Review: Novels by Gillian Flynn

This summer, I had an extended trip to first, visit my boyfriend’s hometown of Windsor, Colorado, and second, to tend to his sutures after a cranial surgery. In that time, I managed to – for the first time – read a book after I’d seen the movie adaptation.


That book was Gone Girl by Gillian Flynn.

It was actually wonderful, and a satisfying read. The writing style is eloquent and not overly demanding, and the action was well-paced, with a solid tempo of character development. The reasons behind the characters’ affections were much more believable in the novel, with more scenes from the antagonist’s past and personal life, and the realization of the true relationship between Nick and Amy in the final chapters was much more clearly rooted than in the film.

That being said, it’s definitely a one-time read, and I wish I had rented it from the library or known it was available on their family library shelf, which it was.
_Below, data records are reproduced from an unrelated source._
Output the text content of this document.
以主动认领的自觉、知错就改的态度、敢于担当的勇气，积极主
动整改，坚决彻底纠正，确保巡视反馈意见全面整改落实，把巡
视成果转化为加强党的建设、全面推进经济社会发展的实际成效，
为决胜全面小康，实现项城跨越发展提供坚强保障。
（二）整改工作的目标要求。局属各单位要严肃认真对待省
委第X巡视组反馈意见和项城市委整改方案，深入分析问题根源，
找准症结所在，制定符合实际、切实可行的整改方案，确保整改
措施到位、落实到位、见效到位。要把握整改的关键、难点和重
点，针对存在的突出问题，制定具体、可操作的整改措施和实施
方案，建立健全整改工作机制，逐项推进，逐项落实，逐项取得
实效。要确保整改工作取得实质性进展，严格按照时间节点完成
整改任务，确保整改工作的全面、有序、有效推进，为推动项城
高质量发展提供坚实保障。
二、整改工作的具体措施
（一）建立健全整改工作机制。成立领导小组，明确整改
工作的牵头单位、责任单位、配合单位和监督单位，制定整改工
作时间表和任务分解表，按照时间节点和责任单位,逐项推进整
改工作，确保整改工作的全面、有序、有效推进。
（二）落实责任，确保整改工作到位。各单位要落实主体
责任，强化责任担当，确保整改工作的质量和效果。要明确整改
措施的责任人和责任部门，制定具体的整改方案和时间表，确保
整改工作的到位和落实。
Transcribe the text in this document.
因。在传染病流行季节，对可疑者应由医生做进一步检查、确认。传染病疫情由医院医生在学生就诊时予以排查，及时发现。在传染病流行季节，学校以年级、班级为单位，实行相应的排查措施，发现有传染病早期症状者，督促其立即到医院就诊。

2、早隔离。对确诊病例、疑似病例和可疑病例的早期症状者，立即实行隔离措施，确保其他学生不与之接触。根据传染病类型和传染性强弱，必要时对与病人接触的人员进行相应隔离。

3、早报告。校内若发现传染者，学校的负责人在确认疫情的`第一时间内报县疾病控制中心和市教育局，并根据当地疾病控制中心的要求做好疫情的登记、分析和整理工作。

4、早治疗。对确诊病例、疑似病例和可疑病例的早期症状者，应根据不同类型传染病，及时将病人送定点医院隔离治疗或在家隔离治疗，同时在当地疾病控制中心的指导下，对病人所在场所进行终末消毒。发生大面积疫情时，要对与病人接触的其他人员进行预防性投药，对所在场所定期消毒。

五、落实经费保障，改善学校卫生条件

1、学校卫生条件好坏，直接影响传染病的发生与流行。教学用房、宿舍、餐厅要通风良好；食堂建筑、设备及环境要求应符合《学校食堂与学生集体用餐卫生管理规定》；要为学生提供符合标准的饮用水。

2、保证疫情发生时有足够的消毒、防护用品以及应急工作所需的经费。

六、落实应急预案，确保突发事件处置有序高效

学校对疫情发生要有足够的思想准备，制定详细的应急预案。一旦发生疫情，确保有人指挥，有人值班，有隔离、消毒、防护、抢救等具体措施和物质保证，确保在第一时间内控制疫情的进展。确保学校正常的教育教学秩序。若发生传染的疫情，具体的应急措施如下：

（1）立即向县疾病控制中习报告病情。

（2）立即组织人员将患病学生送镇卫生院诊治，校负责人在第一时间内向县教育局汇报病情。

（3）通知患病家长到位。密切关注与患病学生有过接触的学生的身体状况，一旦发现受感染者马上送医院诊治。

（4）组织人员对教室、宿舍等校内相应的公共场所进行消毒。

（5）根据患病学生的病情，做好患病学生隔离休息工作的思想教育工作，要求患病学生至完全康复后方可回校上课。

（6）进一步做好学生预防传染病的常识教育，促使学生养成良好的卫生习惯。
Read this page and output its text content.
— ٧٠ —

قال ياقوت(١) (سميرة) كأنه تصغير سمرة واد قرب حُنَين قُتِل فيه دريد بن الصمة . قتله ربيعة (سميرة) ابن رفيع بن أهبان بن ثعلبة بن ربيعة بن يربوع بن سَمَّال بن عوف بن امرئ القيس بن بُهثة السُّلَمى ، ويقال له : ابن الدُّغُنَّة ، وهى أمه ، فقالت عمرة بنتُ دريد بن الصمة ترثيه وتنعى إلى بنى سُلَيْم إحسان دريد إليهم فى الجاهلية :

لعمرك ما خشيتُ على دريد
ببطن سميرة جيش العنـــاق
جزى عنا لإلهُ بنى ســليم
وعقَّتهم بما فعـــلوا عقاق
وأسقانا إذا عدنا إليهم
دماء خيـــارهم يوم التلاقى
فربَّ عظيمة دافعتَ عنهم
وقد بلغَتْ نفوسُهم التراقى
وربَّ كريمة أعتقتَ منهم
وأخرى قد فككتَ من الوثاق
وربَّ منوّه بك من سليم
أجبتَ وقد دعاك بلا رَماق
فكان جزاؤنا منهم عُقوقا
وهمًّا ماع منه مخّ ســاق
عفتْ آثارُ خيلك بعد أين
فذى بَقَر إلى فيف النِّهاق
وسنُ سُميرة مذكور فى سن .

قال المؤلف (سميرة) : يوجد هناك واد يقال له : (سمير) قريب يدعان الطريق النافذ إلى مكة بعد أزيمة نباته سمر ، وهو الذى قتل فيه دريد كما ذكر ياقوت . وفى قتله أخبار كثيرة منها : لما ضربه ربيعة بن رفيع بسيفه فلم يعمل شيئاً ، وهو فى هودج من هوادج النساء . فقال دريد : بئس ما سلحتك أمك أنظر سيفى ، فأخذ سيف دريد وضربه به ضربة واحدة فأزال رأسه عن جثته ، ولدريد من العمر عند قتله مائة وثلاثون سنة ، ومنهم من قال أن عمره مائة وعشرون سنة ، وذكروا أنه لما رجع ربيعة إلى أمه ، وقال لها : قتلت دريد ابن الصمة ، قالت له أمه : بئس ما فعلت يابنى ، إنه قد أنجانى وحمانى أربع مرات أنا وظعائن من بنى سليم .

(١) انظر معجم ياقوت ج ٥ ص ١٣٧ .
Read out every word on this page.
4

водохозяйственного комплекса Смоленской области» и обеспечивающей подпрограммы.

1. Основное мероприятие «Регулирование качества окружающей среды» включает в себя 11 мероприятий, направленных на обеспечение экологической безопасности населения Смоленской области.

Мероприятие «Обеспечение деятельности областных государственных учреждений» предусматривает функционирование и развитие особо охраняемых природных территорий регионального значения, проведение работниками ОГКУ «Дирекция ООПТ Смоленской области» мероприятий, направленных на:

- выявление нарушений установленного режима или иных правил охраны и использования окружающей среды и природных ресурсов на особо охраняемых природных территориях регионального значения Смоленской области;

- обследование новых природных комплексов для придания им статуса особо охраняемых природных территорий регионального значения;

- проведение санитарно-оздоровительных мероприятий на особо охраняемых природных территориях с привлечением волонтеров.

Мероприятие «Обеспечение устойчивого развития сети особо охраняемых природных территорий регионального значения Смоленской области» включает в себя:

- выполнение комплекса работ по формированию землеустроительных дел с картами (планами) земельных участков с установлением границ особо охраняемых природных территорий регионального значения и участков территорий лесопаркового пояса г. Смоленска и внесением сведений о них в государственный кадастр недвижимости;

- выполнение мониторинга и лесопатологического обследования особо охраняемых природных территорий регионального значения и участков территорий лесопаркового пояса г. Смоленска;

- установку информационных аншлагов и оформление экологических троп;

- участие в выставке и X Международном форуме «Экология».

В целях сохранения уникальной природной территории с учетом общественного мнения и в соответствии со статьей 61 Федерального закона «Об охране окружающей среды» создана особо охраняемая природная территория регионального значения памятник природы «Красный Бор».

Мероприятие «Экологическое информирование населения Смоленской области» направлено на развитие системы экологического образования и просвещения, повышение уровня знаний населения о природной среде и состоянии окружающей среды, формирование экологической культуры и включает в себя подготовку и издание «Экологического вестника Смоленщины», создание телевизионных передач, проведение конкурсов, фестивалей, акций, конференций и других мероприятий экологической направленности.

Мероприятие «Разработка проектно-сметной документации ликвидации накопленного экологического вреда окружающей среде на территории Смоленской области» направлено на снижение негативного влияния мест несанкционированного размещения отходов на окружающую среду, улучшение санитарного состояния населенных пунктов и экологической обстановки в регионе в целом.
I tried after that to pick up any ol’ book from their family shelves, thinking I had finished it at such a pace because I was a super-reader, only to find that indeed, my expectations and taste for sophisticated writing was higher than I’d expected. So I went out to the store and purchased…


Sharp Objects, by Gillian Flynn – which I also devoured in a hurry; pretty much the plane ride from Colorado to Los Angeles and back to Honolulu.

I was overly pleased with myself to first, find a major typo, and second, have an “Aha!” moment as if catching a criminal, when Flynn attributed a hair-tugging personality trait to one of the characters that she had given to Nick in Gone Girl. In my opinion, little quirks like this belong to one character and one character only. As a writer who lives by the notion that sometimes you must ‘kill your own babies’ or whatever the slightly more elegant way of putting it is, that this best-selling author could not do that. I know it seems like such a trivial thing, but it really broke a barrier with me as a reader — like I was watching a play and Juliet’s cardboard tower fell forward onto the stage.

All in all, as far as the story content goes, it was a good read. It was somewhat predictable although not without its shadows of doubt. The antagonist(s) still had delectable characteristics that I could not get enough of, and it sated my thirst for uncompromising evil and human madness, which is exactly what I was craving.